Guest Blog written by: Andrew Smith, Director of Strategy and Innovation at Brookdale Senior Living
I am a millennial. I wear a Pebble Smartwatch, use a smartphone and a tablet, and prefer Snapchat and Instagram for keeping in touch with my friends around the country. I was in college when Facebook was limited to those with a university e-mail address. Each morning I wake up to natural light from my Philips Wakeup Light, my Nest Thermostat keeps my home at just the right temperature and my Nest Protect keeps my pregnant wife and me safe (answers to your questions: 22 weeks, not going to find out the sex, everyone’s healthy and excited). As part of an age group for whom technology is central, I am aware of how fast things change: My generation is the last one to spend its early years without the Internet. So yes, I can read a paper map, although it’s been a while.
One of the many amazing things about my position with Brookdale Senior Living is that it puts me in touch with people who have been “Internet-less” for most of their lives. Brookdale has over 1,100 senior living communities in 47 states. We care for more seniors than any other company, nearly 100,000 in fact. Every month, about 60 of our residents celebrate their 100th birthday. If you are 100 years old, you have lived without the web for 85% of your life. But I balk when people say seniors are resistant to technology because they are very the inventors and consumers who drove all this innovation in the first place. Think about it: television (1927), microwaves (1947), putting a man on the moon (1969), home video game consoles (1972), mobile phones (1973), Sony Walkman (1979), and on and on.
People 80 and above are the fastest growing population but for too long we’ve been designing products for everyone but this population. There’s a huge opportunity to enhance seniors’ lives with new technologies, services and products. As an innovator or entrepreneur, how do you connect with a person who at the age of 90 may be managing a number of physical, mental and social challenges? Where do you find them and how do you engage them in a meaningful dialogue to improve your product? To address these dilemmas, we launched Brookdale’s Entrepreneur in Residence program. It enables those seeking to innovate for the aging to live side-by-side with seniors by moving into a Brookdale community for five days, having fun with them, dining with them and building relationships. This allows innovators to better understand this population and gives it gives innovators a mechanism to design with seniors, not for seniors.
Taking inspiration from the long traditions of human-centered design at IDEO and from our partners and friends at Aging 2.0, we are excited to find ways we can help drive innovation in this space. Aging 2.0 has been an important part of this movement, raising awareness for the category and bringing together passionate people from all areas to collaborate and partner. We at Brookdale are only a piece, but with our nationwide platform and diverse set of products and services, we believe we can have an immense impact. Hopefully the Entrepreneur in Residence program can be a valuable resource for those brave, passionate and crazy entrepreneurs out there trying to help us achieve our goal of bringing new life to senior living.

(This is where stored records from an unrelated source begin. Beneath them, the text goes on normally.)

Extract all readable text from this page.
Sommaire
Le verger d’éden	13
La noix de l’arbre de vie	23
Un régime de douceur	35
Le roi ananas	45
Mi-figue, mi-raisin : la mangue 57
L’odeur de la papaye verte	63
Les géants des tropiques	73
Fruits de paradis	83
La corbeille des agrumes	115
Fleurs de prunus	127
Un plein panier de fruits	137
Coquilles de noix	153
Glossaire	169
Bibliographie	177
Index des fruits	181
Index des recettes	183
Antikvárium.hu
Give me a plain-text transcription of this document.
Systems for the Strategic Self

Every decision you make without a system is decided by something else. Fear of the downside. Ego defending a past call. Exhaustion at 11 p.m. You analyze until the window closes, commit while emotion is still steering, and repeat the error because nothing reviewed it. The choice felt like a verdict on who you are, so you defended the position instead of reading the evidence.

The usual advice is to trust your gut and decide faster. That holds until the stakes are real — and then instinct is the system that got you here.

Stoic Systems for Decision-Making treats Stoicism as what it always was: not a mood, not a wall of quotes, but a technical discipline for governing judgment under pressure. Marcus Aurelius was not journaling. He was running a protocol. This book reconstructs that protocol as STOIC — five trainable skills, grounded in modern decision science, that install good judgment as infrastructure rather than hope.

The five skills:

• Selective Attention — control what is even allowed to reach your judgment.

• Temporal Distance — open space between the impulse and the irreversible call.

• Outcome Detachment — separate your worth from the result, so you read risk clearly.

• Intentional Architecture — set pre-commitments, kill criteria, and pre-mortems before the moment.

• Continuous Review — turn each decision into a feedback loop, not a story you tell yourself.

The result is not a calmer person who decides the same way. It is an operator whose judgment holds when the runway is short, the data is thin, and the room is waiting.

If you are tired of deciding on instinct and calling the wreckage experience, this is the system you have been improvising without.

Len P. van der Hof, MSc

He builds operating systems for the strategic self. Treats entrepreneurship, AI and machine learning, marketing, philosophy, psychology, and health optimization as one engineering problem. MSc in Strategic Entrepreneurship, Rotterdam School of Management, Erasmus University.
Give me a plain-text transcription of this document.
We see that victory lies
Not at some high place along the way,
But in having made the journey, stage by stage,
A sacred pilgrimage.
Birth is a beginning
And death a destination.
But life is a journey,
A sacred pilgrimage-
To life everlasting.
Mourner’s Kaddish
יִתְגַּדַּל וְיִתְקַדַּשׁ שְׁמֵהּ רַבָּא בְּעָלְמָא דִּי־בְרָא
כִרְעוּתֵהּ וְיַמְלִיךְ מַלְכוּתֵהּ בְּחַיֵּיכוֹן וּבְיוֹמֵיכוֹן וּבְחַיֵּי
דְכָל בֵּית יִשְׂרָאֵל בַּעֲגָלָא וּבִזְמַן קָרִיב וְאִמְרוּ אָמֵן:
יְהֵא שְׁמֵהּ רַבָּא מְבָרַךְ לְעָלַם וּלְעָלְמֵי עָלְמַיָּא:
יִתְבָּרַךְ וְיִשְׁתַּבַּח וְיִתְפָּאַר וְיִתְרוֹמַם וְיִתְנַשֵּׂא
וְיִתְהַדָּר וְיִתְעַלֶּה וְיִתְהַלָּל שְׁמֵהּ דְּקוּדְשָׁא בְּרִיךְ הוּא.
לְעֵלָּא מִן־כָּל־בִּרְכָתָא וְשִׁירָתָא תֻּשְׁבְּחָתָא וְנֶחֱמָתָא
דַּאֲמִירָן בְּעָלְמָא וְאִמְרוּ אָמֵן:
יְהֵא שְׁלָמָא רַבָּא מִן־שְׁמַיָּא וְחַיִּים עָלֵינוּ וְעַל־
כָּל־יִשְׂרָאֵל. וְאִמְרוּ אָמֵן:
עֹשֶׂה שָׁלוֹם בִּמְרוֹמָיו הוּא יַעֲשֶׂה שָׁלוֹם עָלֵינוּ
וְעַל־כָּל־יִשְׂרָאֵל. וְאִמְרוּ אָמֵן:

If you’re looking to test or refine a concept, service or product for seniors, we invite you to participate in this free program. It’s open to startups as well as large, established companies. Already, developers of a senior-friendly clothing line (Narrative Apparel), a care management app (Carely), a body dryer (Haystack Dryers) and a producer of immersive 3D films (3Scape Systems) have taken part with short stays in Brookdale communities in Ohio, Washington State, North Carolina and Tennessee. They tell us their experience has been incredible, bringing them new knowledge, recommendations, friendships and lots of great insight on how to make what they’re doing best fit seniors’ needs.
Interested in taking part? Please contact me to find out more at email@example.com.
As Yoko Ono said, ‘Some people are old at 18 and some are young at 90…time is a concept that humans created.” Participating in Brookdale’s Entrepreneur in Residence program will be time very, very well spent.